Primeiro de uma série de dois sermões pelo Rev.Cristóvão R.Nobre

"Não vos inquieteis pelo dia de amanhã,
porque o dia de amanhã cuidará de si mesmo..."

(Mt.6:34)
A ansiedade é um mal tanto para o corpo quanto para o espírito. A preocupação exagerada com o amanhã e as coisas futuras é o mal mais comum, que aflige a todos os indivíduos e talvez o que mais perturba o espírito, roubando-lhe a paz. Foi por isso que o Senhor dedicou parte de Seu Sermão da Montanha a tratar deste assunto, dizendo, em resumo: "Não andeis... inquietos, dizendo: que comeremos, ou que beberemos, ou que com que nos vestiremos? De certo vosso Pai celestial bem sabe que necessitais de todas estas coisas..."
Aqui o Senhor menciona coisas que visam a atender as necessidades mais elementares da vida, ou seja, o alimento e a roupa, mas estas evidentemente estão representando todas as outras necessidades da existência humana, pois o ser humano se inquieta por uma imensidade de coisas, em vários níveis de necessidade ou de carência. Primeiro ele tem de atender as necessidades básicas para sua sobrevivência física, e por isso busca o alimento, a roupa e a habitação. Depois vêm muitas outras necessidades como afeto, reconhecimento, amizade, condição social, honra, fama - não necessariamente nessa ordem - e por isso ele quer a companhia de um cônjuge, de parentes e amigos, quer as riquezas, o status social, uma posição mais alta no organograma da empresa, um salário maior, o reconhecimento dos outros pelos seus talentos ou pelos seus valores morais e cívicos etc. E mesmo quando consegue tais coisas, ainda assim não se satisfaz, pois ambiciona outras além destas, e se inquieta quanto a conservá-las e aumentá-las sempre, como também fica ansioso pelo medo de perdê-las. Mesmo um crente em Deus tem inquietações quanto à sua vida futura no outro plano, como igualmente as tem o incrédulo ou ateu, quando pensa que os anos passam e que o aparente fim de sua existência cada vez mais se aproxima.
É próprio da natureza humana desejar o que é bom e útil, pois este desejo é a mola que impulsiona o desenvolvimento e o progresso do indivíduo e da humanidade.
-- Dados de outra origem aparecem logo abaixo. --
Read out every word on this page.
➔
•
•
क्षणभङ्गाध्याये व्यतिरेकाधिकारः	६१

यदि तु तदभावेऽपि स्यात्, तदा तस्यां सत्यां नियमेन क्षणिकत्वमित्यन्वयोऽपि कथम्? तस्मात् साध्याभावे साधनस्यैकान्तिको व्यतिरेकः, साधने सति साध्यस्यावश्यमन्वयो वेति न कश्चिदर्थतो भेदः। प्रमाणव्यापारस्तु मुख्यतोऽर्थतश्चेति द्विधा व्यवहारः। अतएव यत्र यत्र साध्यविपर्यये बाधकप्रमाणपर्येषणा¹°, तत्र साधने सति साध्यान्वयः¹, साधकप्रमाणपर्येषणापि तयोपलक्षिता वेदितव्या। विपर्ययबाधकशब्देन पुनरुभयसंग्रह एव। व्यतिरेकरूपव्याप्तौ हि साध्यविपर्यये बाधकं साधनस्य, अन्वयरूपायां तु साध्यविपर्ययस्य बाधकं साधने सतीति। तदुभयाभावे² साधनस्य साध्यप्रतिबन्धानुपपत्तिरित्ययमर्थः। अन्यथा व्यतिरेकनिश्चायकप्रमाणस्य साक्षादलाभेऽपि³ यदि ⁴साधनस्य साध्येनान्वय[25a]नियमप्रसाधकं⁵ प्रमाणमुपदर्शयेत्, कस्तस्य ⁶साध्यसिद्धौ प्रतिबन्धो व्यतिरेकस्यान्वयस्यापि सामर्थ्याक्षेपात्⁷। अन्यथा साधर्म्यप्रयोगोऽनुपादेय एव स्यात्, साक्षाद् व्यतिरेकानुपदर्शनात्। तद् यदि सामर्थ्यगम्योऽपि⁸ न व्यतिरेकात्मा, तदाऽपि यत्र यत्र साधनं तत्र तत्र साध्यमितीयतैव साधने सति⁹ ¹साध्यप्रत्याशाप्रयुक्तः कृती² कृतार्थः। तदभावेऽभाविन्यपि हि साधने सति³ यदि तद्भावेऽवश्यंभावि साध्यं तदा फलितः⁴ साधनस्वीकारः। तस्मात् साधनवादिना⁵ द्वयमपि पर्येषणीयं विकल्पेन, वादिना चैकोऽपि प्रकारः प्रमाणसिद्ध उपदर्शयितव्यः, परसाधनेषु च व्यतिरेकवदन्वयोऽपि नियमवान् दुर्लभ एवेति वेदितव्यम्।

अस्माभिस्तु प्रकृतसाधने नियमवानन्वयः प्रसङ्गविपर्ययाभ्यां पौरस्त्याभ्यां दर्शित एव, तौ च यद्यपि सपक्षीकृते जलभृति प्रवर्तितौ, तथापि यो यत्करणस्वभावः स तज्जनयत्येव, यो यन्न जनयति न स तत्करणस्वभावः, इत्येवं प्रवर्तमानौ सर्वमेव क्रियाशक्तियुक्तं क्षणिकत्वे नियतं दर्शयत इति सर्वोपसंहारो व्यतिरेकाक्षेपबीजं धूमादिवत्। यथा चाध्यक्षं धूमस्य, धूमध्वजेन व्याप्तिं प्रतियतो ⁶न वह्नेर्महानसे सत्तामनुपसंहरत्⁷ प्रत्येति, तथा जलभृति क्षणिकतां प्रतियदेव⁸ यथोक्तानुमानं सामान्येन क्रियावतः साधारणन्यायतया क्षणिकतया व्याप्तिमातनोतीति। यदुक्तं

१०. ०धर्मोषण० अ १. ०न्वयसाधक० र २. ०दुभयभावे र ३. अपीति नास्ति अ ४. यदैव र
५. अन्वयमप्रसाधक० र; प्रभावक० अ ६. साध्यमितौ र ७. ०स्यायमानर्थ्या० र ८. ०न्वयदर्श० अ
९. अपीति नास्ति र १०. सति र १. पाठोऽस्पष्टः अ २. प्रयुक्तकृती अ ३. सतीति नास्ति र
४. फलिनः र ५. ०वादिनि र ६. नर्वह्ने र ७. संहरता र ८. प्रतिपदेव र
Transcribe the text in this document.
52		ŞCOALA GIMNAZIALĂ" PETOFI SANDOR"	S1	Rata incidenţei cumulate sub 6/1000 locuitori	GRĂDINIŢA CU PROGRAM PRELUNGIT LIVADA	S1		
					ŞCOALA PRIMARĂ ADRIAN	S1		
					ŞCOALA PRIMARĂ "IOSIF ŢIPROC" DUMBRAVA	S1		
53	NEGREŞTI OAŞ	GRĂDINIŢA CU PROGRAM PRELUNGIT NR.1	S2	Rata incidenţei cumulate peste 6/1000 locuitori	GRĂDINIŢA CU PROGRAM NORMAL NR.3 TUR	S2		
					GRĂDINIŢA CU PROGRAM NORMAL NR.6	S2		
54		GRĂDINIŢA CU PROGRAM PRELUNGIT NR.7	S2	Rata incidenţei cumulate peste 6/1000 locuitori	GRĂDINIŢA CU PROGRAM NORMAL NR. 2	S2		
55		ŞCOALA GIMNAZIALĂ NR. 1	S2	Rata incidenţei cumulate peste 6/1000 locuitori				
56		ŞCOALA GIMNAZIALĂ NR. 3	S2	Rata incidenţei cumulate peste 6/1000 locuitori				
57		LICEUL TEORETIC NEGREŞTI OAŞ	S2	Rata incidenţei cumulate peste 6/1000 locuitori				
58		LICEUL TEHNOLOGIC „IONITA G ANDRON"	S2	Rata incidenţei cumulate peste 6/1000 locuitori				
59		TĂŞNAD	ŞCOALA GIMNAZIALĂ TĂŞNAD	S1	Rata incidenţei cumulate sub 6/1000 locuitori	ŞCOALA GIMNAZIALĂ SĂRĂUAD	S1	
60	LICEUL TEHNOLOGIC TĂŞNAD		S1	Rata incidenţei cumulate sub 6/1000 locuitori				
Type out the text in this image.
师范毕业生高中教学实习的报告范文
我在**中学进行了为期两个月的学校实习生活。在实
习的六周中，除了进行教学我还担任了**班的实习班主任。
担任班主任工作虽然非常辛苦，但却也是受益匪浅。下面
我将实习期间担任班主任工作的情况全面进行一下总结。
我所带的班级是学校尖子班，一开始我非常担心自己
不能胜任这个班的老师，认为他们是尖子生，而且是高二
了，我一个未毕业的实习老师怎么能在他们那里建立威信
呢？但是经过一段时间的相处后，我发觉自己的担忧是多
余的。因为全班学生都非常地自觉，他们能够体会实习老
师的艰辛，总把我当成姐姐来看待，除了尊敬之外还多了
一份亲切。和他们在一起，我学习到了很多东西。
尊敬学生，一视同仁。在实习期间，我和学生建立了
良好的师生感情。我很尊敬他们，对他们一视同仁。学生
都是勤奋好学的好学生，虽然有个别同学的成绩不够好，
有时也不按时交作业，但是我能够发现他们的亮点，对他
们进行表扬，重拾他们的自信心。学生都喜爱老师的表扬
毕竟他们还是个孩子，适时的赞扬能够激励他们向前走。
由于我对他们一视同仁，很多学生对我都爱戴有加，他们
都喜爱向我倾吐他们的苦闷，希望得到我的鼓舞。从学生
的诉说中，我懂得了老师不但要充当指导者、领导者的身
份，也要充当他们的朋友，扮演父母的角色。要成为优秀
Mas a queda da raça humana fez que se inserisse nesse desejo uma ambição insaciável, pela qual o homem, quando se entrega a ela, nunca está contente quer sempre mais e mais; e como não é possível atender a todas as suas ambições, é dominado pela ansiedade e até pela angústia, a "ansiosa solicitude pela vida". É uma grande virtude saber estar contente com o que se tem. Quem possui essa virtude? É possível alcançá-la? É. Ainda que, talvez, a criatura humana só a adquira realmente nos céus, é nesta vida que se lança as bases para adquiri-la.
O mal da ansiedade pelo futuro é que ela traduz nossa desconfiança no Senhor. Ficamos ansiosos porque, na realidade, não aprendemos ainda a confiar no providencial cuidado que o Senhor tem para com Seus filhos. Ele procurou nos mostrar a inutilidade que é perdermos o sossego pelo dia de amanhã e pelas coisas que fogem ao nosso controle: "E qual de vós poderá, com todos os seus cuidados, acrescentar um côvado à sua estatura?" (Mt.6:27).  Ele quis nos ensinar que todas as coisas marcham e operam dentro da boa ordem da Divina Providência, que tem em vista sempre a melhor sorte possível para cada um de nós. Ele citou o exemplo das aves do céu, que Ele a todas alimenta, e das ervas do campo, os lírios, que Ele reveste de beleza, e nos disse: "Não tendes vós muito mais valor do que elas?" (Mt.6:26).
Quando lemos no Evangelho estas palavras de Jesus, acreditamos nelas porque estão plenamente de acordo com a idéia que fazemos d`Ele: um Deus amoroso, o Pai verdadeiro que cerca de cuidado toda criatura e jamais abandona nenhum de Seus filhos. E mais adiante, no mesmo Sermão, Ele disse: "Se vós, pois, sendo maus, sabeis dar boas coisas aos vossos filhos, quanto mais vosso Pai, que está nos céus, dará bens aos que lhos pedirem?" (Mt.7:11). Por isso cremos que o Senhor zela por nós. Mas a dificuldade vem do fato de que essa crença não é, na realidade, a fé do coração; é apenas um fato que nosso entendimento confirma. Compreendemos e aceitamos como verdade literal e genuína da Palavra que o Senhor provê todas e cada uma das coisas, até as menores delas. Mas, em seguida, quando saímos dessa esfera de fé intelectual e nos envolvemos novamente nas questões materiais do viver diário, esquecemos disso tudo que tínhamos ouvido e sabido e... eis aí novamente a ansiedade.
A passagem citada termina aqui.